Five minutes later…
by MW Cook
I wonder if the church’s shallowness in the creative and professional world is due to shallowness of theology.
The church’s theology and worldview is generally very shallow. A search of the most popular books read by Christians today puts The Shack at the very top with different Max Lucado works not too far behind. And whatever else you can say about the books contemporary Christians read, you could never accuse them of being too deep. Since 2001 I can think of three books that made a mark on the Christian scene. The Prayer of Jabez, The Purpose-Driven Life, and The Shack. I’ve read two of them, and I’m disappointed by them. Not just because they contain things that I disagree with (which they do). I can respect a book I disagree with. I respected Richard Dawkins’ The God Delusion. I was disappointed with them because there seemed to be little of significant substance in them. At least Dawkins made me think. At least Dawkins had something profound to offer his readers. Does it not seem that contemporary Christian writers offer little more than witty sayings and neat ideas that bring some encouragement when the going gets rough?
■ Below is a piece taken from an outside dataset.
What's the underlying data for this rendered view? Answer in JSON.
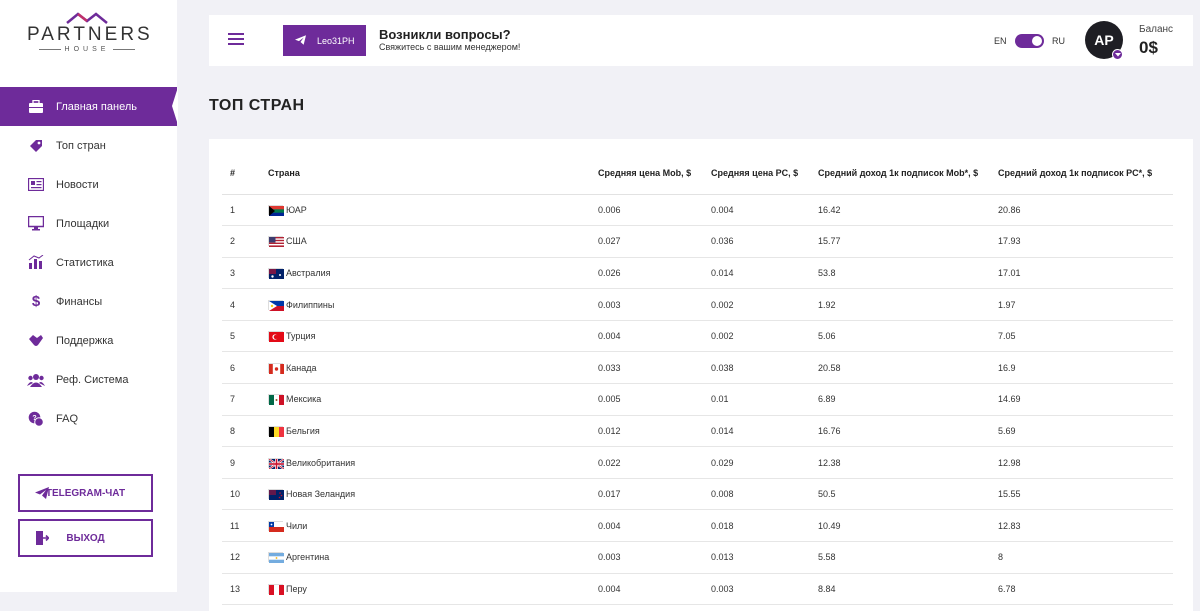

Theology, which ought to be the deepest and most profound and intellectually challenging study out there, is marked as something almost useless at best and dangerously divisive at worst. But the Christian worldview is built on theology! And if our theology is the lite version found in The Shack or Left Behind are we not just drinking the Diet Coke of theology? Lite beer, instead of miraculous wine?
And if our theology is truly shallow, as I’m sure it is, and if our lives are built on our theology, how could we be expected to produce anything deep?
There was a time when Christian thought was deep. People like Dante, Bunyan, Bach, Newton, Lewis, and others, all working in their own fields, generating creative works that have lasted generations. These people sweated to produce things that showed off the Source to the world. Some were not necessarily prolific, but they were all profound. But how can we be expected to be profound today? Our theology isn’t profound. The god we have make for ourselves is certainly not profound. Our religion and sub-culture is anything but profound.
It starts with a right view of God. The profound God. The God that dares you to apply every ounce of intellect toward understanding him and his work. But who dares take Him up on the offer? Why bother, when a much cheaper god is available at every corner bookshop?
A man or woman’s work will always show what his underlying worldview or values are. I am sad to say that I have had more spiritual insight from Stephen King’s The Stand than from The Shack or any other ‘Christian’ novel written in the past ten years.
But I think there is hope. I know people who can shake things up. There are friends of mine who are good at what they do. I have been blessed with amazing friends. Friends who recognized the profoundness of Christ. Who have skill with the pen or brush or tune or thought. I pray the tides will be changed in my generation. Profound Christianity may never be popular, but it should at least be present.